I offer information on all three schools because of the fluid nature of construction defect litigation. States can change from one school of thought to another with the passing of a law or new court decision.
If a jurisdiction follows the first school, the construction defect will probably not be an occurrence because construction is an intentional act, intentional acts are not accidents, and therefore are not occurrences.
If a jurisdiction follows the second school, the construction defect probably will be an occurrence because the damage was unintended and if it was unintended, it can be an occurrence.
If a jurisdiction follows the third school, the construction defect will only be an occurrence if the damage is to property other than the property worked on by the policyholder.
Digging Deeper into the Definition
When analyzing coverage for construction defects under a manifestation occurrence policy, we need to dig deeper into the definition of a construction defect.
A construction defect can be either a patent defect or a latent defect. A patent defect is one that is readily discoverable or “apparent by a reasonable inspection” (CA Code of Civil Procedures § 337.1e). A latent defect is one that is not readily discoverable or apparent by a reasonable inspection.

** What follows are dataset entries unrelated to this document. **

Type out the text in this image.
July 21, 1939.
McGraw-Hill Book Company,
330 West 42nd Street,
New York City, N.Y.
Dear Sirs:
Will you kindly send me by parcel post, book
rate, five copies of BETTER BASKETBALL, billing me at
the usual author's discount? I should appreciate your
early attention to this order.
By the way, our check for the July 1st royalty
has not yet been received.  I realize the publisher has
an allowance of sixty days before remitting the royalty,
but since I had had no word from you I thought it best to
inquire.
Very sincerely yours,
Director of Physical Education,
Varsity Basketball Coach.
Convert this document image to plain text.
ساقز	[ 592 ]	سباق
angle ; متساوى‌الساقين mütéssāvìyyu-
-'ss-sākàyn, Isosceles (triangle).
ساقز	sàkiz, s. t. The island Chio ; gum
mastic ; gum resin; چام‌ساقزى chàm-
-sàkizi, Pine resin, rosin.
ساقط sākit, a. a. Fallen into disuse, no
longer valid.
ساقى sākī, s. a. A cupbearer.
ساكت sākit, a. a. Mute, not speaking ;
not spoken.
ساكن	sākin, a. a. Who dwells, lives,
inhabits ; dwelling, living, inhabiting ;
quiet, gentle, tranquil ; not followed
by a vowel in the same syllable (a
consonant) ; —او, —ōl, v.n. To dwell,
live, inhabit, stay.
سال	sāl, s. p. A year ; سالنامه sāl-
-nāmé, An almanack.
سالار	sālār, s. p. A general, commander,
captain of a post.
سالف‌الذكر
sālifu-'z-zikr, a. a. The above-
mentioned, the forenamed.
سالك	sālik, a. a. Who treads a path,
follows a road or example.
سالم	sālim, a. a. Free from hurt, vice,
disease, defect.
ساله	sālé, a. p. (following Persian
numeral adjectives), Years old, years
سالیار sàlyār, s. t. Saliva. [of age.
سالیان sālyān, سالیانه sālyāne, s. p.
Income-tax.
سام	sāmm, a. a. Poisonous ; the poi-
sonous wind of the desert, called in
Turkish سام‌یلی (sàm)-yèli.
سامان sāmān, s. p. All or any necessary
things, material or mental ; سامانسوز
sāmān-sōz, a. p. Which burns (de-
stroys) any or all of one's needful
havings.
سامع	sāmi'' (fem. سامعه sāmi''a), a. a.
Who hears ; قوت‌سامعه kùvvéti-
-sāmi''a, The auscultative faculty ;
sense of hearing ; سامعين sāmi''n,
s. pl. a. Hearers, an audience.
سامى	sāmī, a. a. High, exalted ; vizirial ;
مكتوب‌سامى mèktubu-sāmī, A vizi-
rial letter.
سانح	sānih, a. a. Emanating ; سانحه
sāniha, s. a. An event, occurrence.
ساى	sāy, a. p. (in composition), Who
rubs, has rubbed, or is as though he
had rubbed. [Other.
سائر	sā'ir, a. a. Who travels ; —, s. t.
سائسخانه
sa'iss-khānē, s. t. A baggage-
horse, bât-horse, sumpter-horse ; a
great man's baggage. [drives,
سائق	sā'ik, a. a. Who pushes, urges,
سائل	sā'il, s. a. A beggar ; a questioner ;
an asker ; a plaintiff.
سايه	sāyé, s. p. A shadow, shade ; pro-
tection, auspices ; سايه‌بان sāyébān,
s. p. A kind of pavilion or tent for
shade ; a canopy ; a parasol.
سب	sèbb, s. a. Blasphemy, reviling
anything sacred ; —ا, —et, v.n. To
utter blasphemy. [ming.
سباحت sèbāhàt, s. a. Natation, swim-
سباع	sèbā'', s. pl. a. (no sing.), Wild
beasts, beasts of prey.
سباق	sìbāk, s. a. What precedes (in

The manifestation occurrence form is designed to cover only “bodily injury” or “property damage” that first manifests and appears during the policy period. Since a latent defect is one that, by definition, is not readily discoverable or “apparent by a reasonable inspection,” the manifestation occurrence form would not provide coverage for latent defect occurrences even in a jurisdiction that views construction defects as occurrences. The only construction defects for which the manifestation occurrence policy would provide coverage would be for patent defects because only patent defects would have the ability to manifest and appear during the policy period.
Even if a policyholder is able to prove that the construction defect was an occurrence triggering coverage, the insurance company will have the opportunity to prove that coverage should be denied because of an applicable exclusion. The most common exclusions cited for construction defects are the CGL policy’s exclusions for:
- J) that particular part of real property on which you or your subcontractor was performing operations;
- K) your product; and
- L) your work.
These exclusions suggest that what the CGL policy is intending to cover is not a contractor’s defective product or work, but the damage resulting from a contractor’s defective work. Repairing defective materials or poor workmanship is a commercial risk not passed on to a liability insurer (F&H Construction v. ITT Hartford Ins. Co. (2004) 188 Cal.App.4th 364, 372).